He peered forward at the odd device behind which Rennic and Kosh were braced, its levers and pulleys, odd torsions and wires. A leveller, Rennic had called it. He hoped they were right.
‘Last chance, alchemist,’ Rennic murmured. ‘We’ll be getting a polite knock at any moment.’
Kosh ignored him, her bone-fingers gripped tight on the device’s levers.
‘By the way, children, if this goes tits-up, we’re not going to make it through the third gate. I want you to know that. What I said to the guards was a platitude.’
Kosh looked at him, her gaze cold and fierce as a winter storm through the eyes of the roaring mask. ‘I am not a fool, mercenary. I know you were lying. Now be silent.’
He nodded, and watched the walls. Chel saw one of the archers drop, an arrow jutting. Short arrow, bright-fletched. He stared at the arrow, unblinking, then swallowed. He’d seen arrows like that once before, in a mountain gully, when they’d been ambushed by archers in tan and fur. Rennic had seen it too. He must have seen it. He was staring right at it.
Rennic looked back to the Nort.
‘You really want to hurt them?’
The archers were falling back, abandoning the battlements, the gate with them. It was almost time. Kosh only grunted.

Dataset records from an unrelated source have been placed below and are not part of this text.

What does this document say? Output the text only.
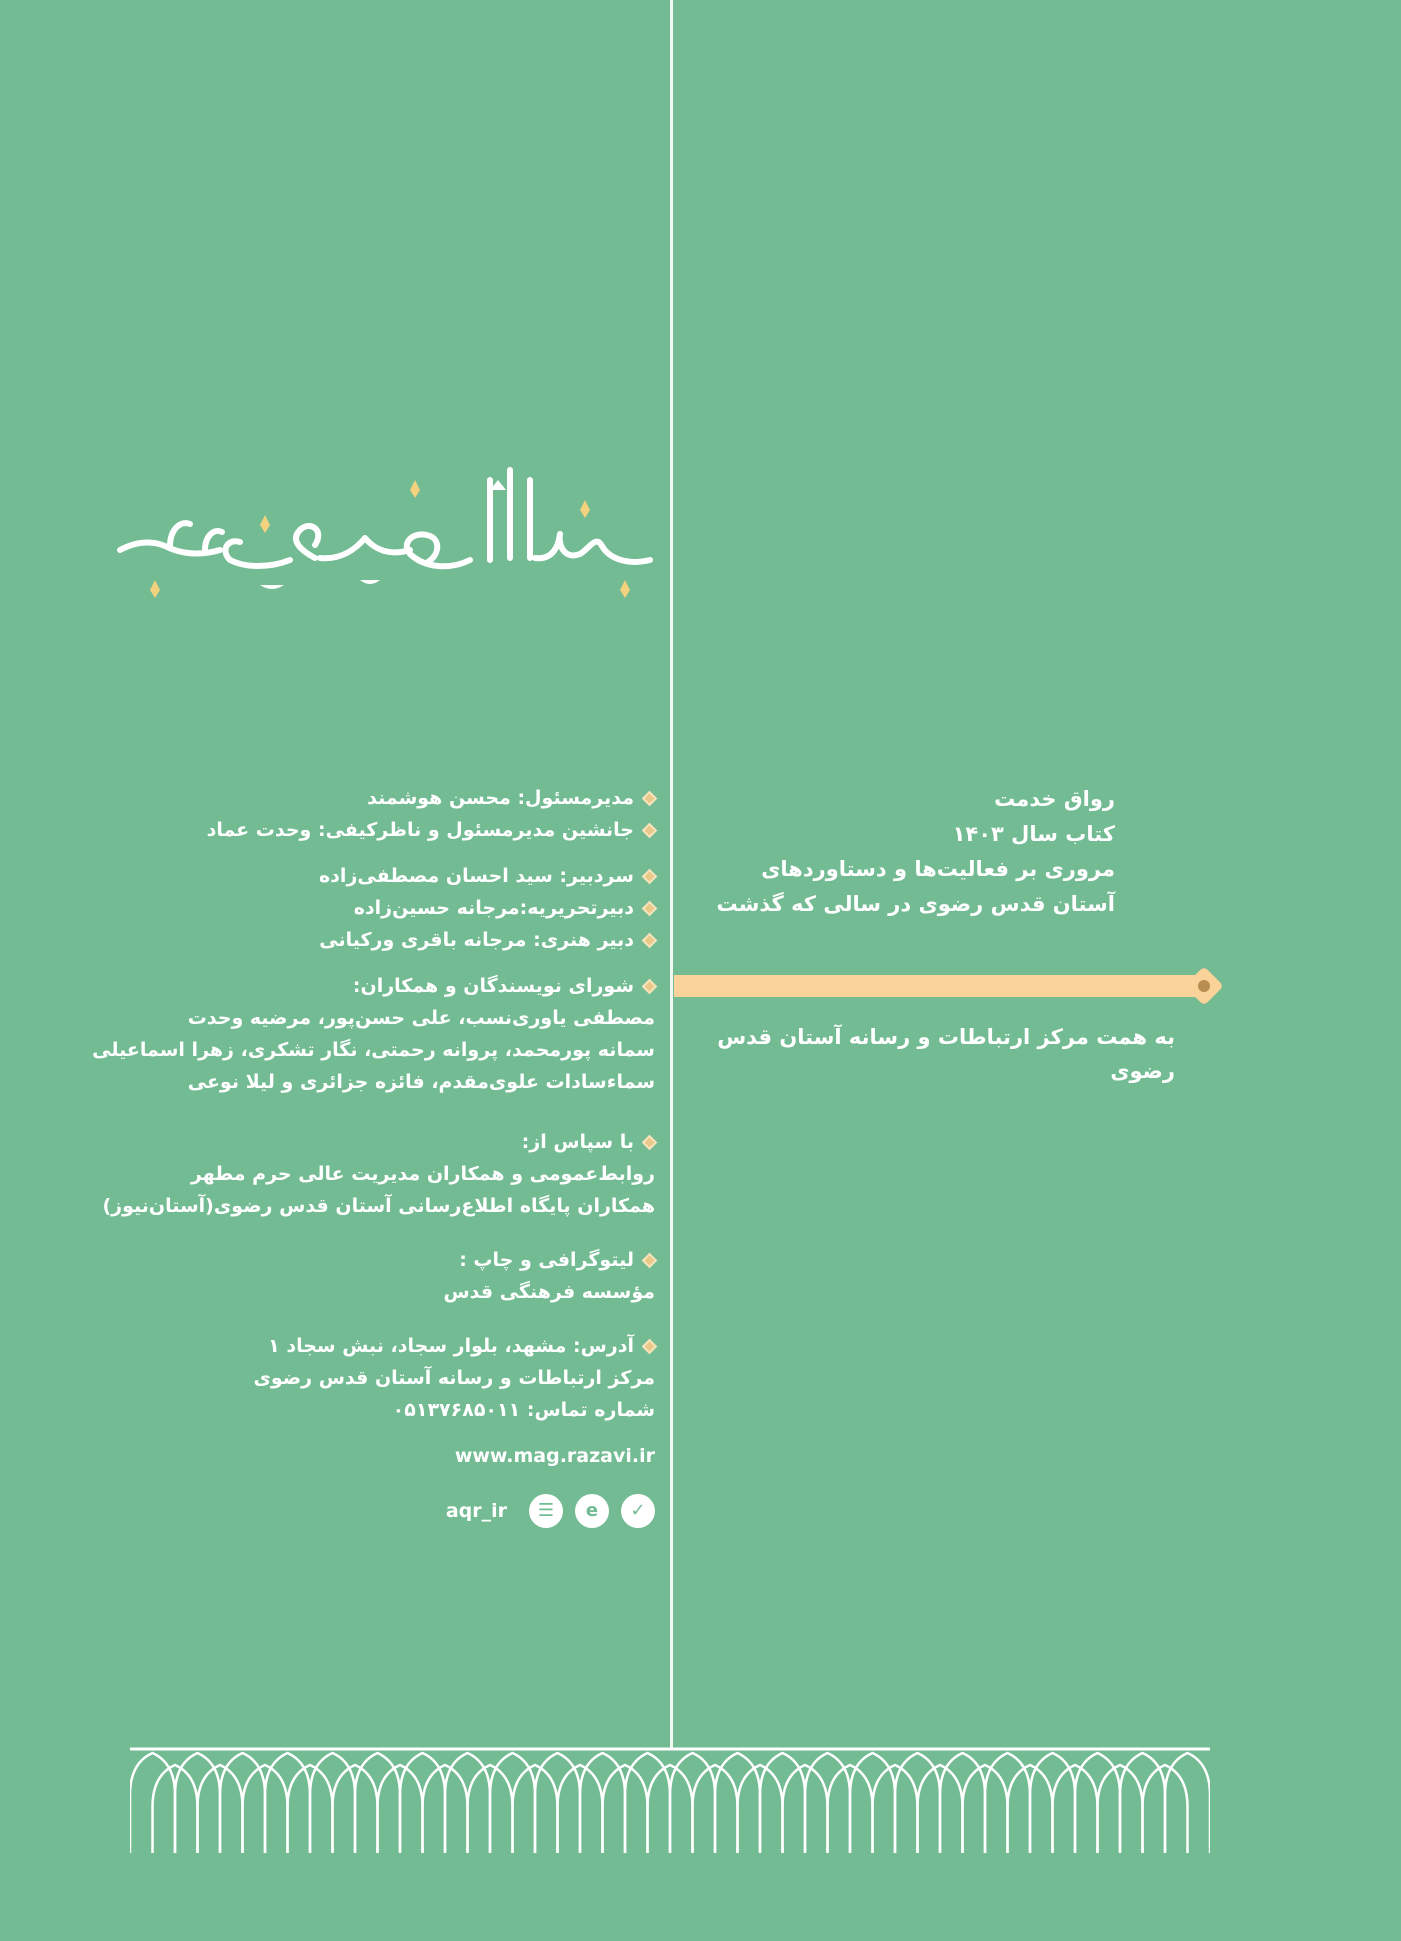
مدیرمسئول: محسن هوشمند
جانشین مدیرمسئول و ناظرکیفی: وحدت عماد
سردبیر: سید احسان مصطفی‌زاده
دبیرتحریریه:مرجانه حسین‌زاده
دبیر هنری: مرجانه باقری ورکیانی
شورای نویسندگان و همکاران:
مصطفی یاوری‌نسب، علی حسن‌پور، مرضیه وحدت
سمانه پورمحمد، پروانه رحمتی، نگار تشکری، زهرا اسماعیلی
سماء‌سادات علوی‌مقدم، فائزه جزائری و لیلا نوعی
با سپاس از:
روابط‌عمومی و همکاران مدیریت عالی حرم مطهر
همکاران پایگاه اطلاع‌رسانی آستان قدس رضوی(آستان‌نیوز)
لیتوگرافی و چاپ :
مؤسسه فرهنگی قدس
آدرس: مشهد، بلوار سجاد، نبش سجاد ۱
مرکز ارتباطات و رسانه آستان قدس رضوی
شماره تماس: ۰۵۱۳۷۶۸۵۰۱۱
www.mag.razavi.ir
aqr_ir	☰	e	✓
رواق خدمت
کتاب سال ۱۴۰۳
مروری بر فعالیت‌ها و دستاوردهای
آستان قدس رضوی در سالی که گذشت
به همت مرکز ارتباطات و رسانه آستان قدس رضوی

Rennic reached out and nudged the nose of the device downwards.
‘Then aim low.’
Her jaw jutted behind the mask, but she said nothing. She was trembling, fine as a hummingbird’s wings. Rennic’s fist went up, a signal to the huddled guards: shields up.
‘Hey,’ he said, ‘it’s still not too—’
The gate exploded.
***
Fragments of wood billowed through a pulsing cloud of pulverized stone. A ripple seemed to travel through the gatehouse, then with a sudden finality it caved inwards, its pillars shot, the ramparts rumbling downwards into a steaming mass. The severed walls on either side of the churning mire stood proud, blasted but resolute, but within the fog of debris was only chaos. Chel peered past the others and over the barricade, over the device, looking into heaving murk. He could see the shapes that moved within, as the wind’s current pushed the great plume of smoke and matter out over the plateau.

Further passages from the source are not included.